L’activité du Seigneur, réglée par l’obéissance au Père (És. 50:4) et la compassion pour sa créature, était inlassable. Comme le soleil se couchait, on lui amenait encore des infirmes et des malades et il les guérissait. Les foules le cherchaient, voulaient le retenir, mais il leur disait : « Il faut que j’annonce le royaume de Dieu... car j’ai été envoyé pour cela » (Luc 4:40, 42, 43). Ailleurs il dit : « J’ai d’autres brebis... il faut que je les amène, elles aussi » (Jean 10:16).

Du fait même de sa fidélité, le Seigneur rencontrait la contradiction des pécheurs contre lui-même. Il peut dire, prophétiquement : « À cause de toi, j’ai porté l’opprobre, la confusion a couvert mon visage... les outrages de ceux qui t’outragent sont tombés sur moi » (Ps. 69:7-9). Mais au baptême comme sur la montagne de la transfiguration, le ciel s’ouvre et la voix du Père se fait entendre : « Celui-ci est mon Fils bien-aimé, en qui j’ai trouvé mon plaisir » (Matth. 3:17 ; 17:5). Et quand le Seigneur, troublé dans son âme, à l’approche de la croix, déclare : « Que dirai-je ? Père, délivre-moi de cette heure ; mais c’est pour cela que je suis venu à cette heure. Père, glorifie ton nom » ; alors la même voix se fait entendre : « Je l’ai glorifié et je le glorifierai de nouveau » (Jean 12:27, 28).

 

8                        Pour que le Père soit glorifié et adoré

« Il faut que le Fils de l’homme soit élevé, afin que quiconque croit en lui ne périsse pas, mais qu’il ait la vie éternelle » (Jean 3:14, 15). « Il faut que je marche aujourd’hui et demain et le jour suivant, car il ne se peut qu’un prophète périsse hors de Jérusalem » (Luc 13:33). Ces paroles, comme tant d’autres, montrent qu’il avait dressé sa face comme un caillou, déterminé à boire la coupe que le Père lui tendait, pour accomplir pleinement le propos divin (És. 50:7 ; Jean 18:11). Son sacrifice était nécessaire pour que les conseils de Dieu se réalisent (Jean 4:23). Christ s’est offert volontairement par amour pour ses brebis, mais avant tout par amour pour son Père (Jean 10:17, 18). Il voulait lui amener les vrais adorateurs que son cœur désire. Ce n’est pas à Nicodème mais à la femme du puits de Sichar qu’il révèle ce grand mystère. Elle avait des besoins et se posait des questions quant au lieu où il convenait d’adorer. Plein de grâce, le Seigneur ne la repousse pas. Il lui montre d’abord qu’il sait tout d’elle et puis l’instruit sur ce que Dieu recherche. Seule l’adoration en esprit et en vérité, en accord avec la révélation complète apportée par le Fils, peut désormais plaire au Père. Ces vrais adorateurs, pris du milieu des pécheurs, guidés par le Saint Esprit, sont rendus capables, par la vertu de l’œuvre de la croix, de présenter à Dieu la louange pour le temps et l’éternité.

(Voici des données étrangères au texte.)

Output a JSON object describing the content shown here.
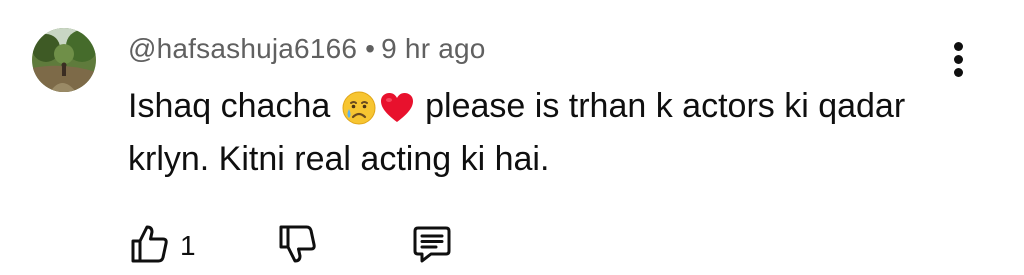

« À cause de la joie qui était devant lui » le Bien-Aimé va endurer la croix, mépriser la honte. C’est l’heure où, couronnant son amour pour le Père, il montre la fermeté inébranlable de son âme quand montent vers Lui ces cris : « Si tu es Fils de Dieu, descends de la croix » (Matth. 27:40). Lui seul peut dire : « Moi, je t’ai glorifié sur la terre, j’ai achevé l’œuvre que tu m’as donnée à faire » (Jean 17:4). Aussi la gloire le couronne, et la louange montera vers lui pour l’éternité.